A running track in the Square Mile will add to the many facilities provided by the City, which collectively make it an appealing location for businesses and their staff, as well as for local schools, residents and visitors. In considering the demand for and benefits of the project, Councillors have been looking at examples of urban running tracks at other locations. These include resin-coated tarmac ‘Fitness Tracks’ installed by Westminster Council in three Embankments Gardens, the Battersea Park Millenium Arena owned by Wandsworth Council, the rooftop running tracks at Old Street and Distaff Lane, EC4V 5JT on the new FT building and synthetic running tracks in Budapest, Dubai, Monaco and Moscow installed by UK company Conica.
This website includes further details of the SquareMileTrack proposal covering pedestrian congestion, air quality, aesthetics, cost and synthetic rubber versus York stone. As of 20th June 2020 there have been two news articles, one in the Evening Standard and the other in the Islington Tribune.
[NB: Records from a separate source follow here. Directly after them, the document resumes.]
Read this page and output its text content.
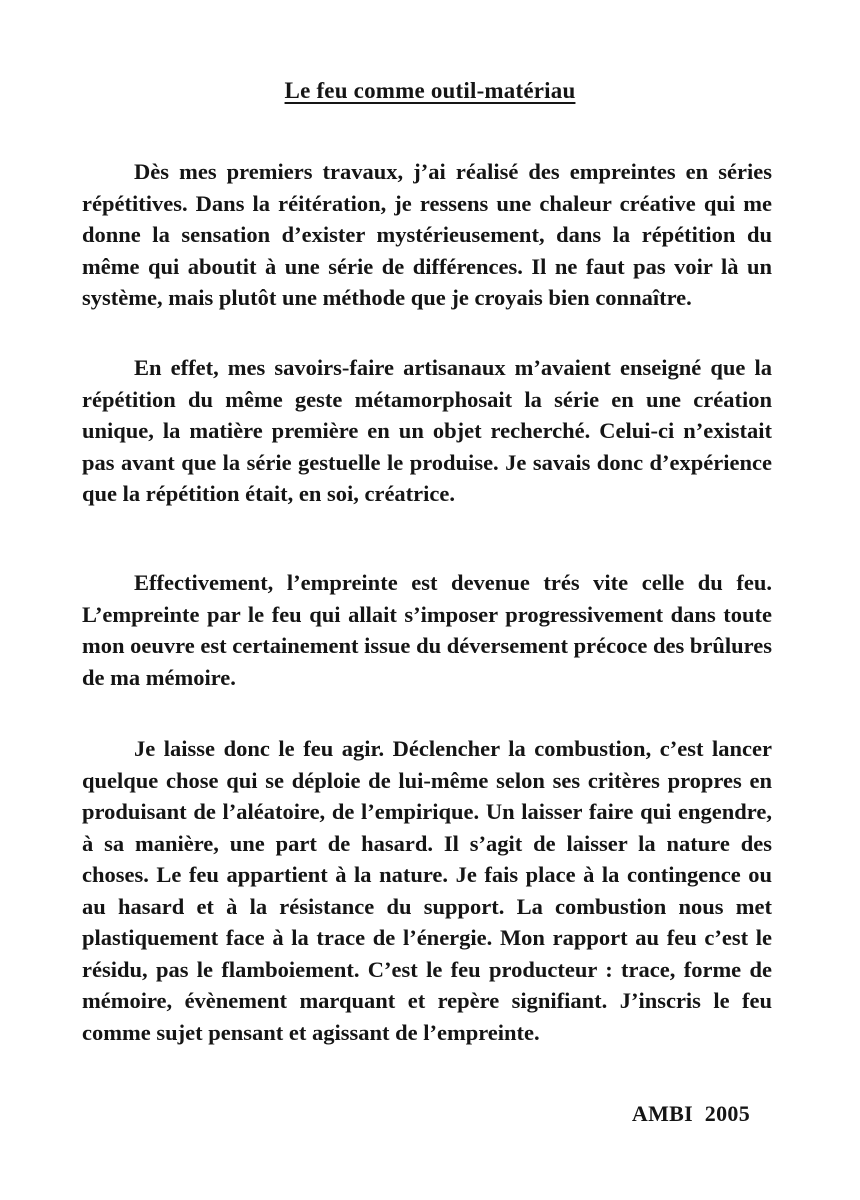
Le feu comme outil-matériau

Dès mes premiers travaux, j’ai réalisé des empreintes en séries répétitives. Dans la réitération, je ressens une chaleur créative qui me donne la sensation d’exister mystérieusement, dans la répétition du même qui aboutit à une série de différences. Il ne faut pas voir là un système, mais plutôt une méthode que je croyais bien connaître.

En effet, mes savoirs-faire artisanaux m’avaient enseigné que la répétition du même geste métamorphosait la série en une création unique, la matière première en un objet recherché. Celui-ci n’existait pas avant que la série gestuelle le produise. Je savais donc d’expérience que la répétition était, en soi, créatrice.

Effectivement, l’empreinte est devenue trés vite celle du feu. L’empreinte par le feu qui allait s’imposer progressivement dans toute mon oeuvre est certainement issue du déversement précoce des brûlures de ma mémoire.

Je laisse donc le feu agir. Déclencher la combustion, c’est lancer quelque chose qui se déploie de lui-même selon ses critères propres en produisant de l’aléatoire, de l’empirique. Un laisser faire qui engendre, à sa manière, une part de hasard. Il s’agit de laisser la nature des choses. Le feu appartient à la nature. Je fais place à la contingence ou au hasard et à la résistance du support. La combustion nous met plastiquement face à la trace de l’énergie. Mon rapport au feu c’est le résidu, pas le flamboiement. C’est le feu producteur : trace, forme de mémoire, évènement marquant et repère signifiant. J’inscris le feu comme sujet pensant et agissant de l’empreinte.

AMBI 2005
At present the SquareMileTrack is an idea, but it is an idea that has been enthusiastically received by Members of the City of London Common Council. The concept is supported by London recharged: Our Vision for London 2025, a City of London Corporation document published October 2020 as part of their plans for recovery from COVID-19. Quote from the infrastructure section: Develop London’s green arteries to enrich walking (and running) routes across the City. Transform the day to day life within the City and workplace to make going to work a place to become healthier.
The merits and location of a City running track needs consultation with local residents, students and businesses; and we very much want to hear what people think; whether they support the idea, have alternative suggestions or if they have concerns or objections.
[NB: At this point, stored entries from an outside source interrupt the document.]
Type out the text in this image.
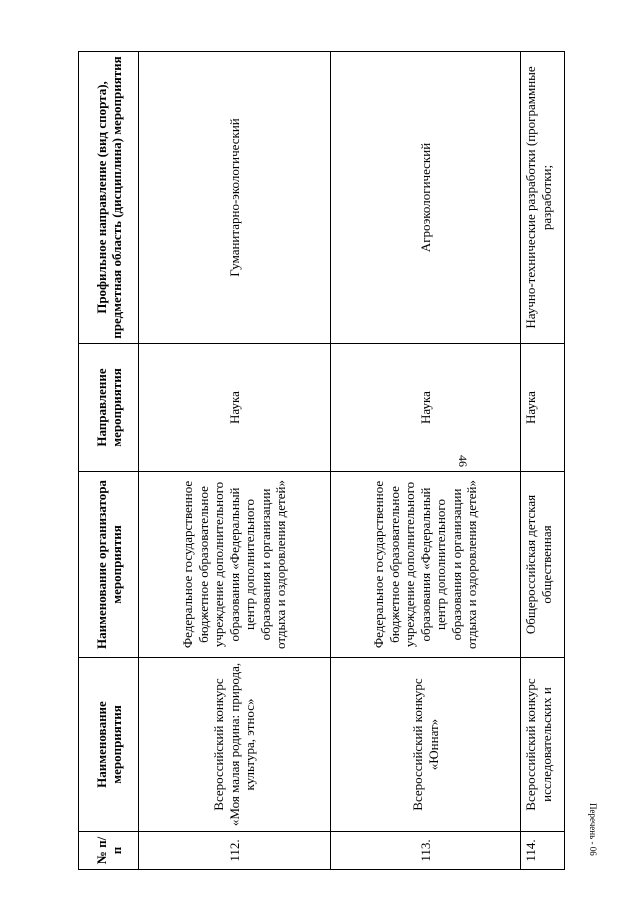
46
№ п/п	Наименование мероприятия	Наименование организатора мероприятия	Направление мероприятия	Профильное направление (вид спорта), предметная область (дисциплина) мероприятия
112.	Всероссийский конкурс «Моя малая родина: природа, культура, этнос»	Федеральное государственное бюджетное образовательное учреждение дополнительного образования «Федеральный центр дополнительного образования и организации отдыха и оздоровления детей»	Наука	Гуманитарно-экологический
113.	Всероссийский конкурс «Юннат»	Федеральное государственное бюджетное образовательное учреждение дополнительного образования «Федеральный центр дополнительного образования и организации отдыха и оздоровления детей»	Наука	Агроэкологический
114.	Всероссийский конкурс исследовательских и	Общероссийская детская общественная	Наука	Научно-технические разработки (программные разработки;
Перечень - 06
Councillor John Edwards is coordinating this process. Please complete the survey which provides the opportunity for feedback and comment. You can also email him directly at firstname.lastname@example.org if you do not wish to have your comments made public on this website. If there is a positive response, we will formally approach the Director of the Built Environment (Highway Operations) to determine the most appropriate and compliant way forward.
Note that while it is possible to submit a planning application for properties that are not owned by the submitter, the geographic area covered by the SquareMileTrack is considerable. There is a procedure and legislation for a community to create a single-issue Neighbourhood Forum that would lead to a referendum on the project, and this is a possibility given a running track in the City is consistent with the Draft City Plan 2036 as indicated by these extracts.
The authorship of all form entries and emailed responses will be held in the strictest confidence. We will provide on this website continuously updated results of the survey, including comments entered on the form, in order to keep members of the public fully informed of everyone's opinion of this SquareMileTrack proposal.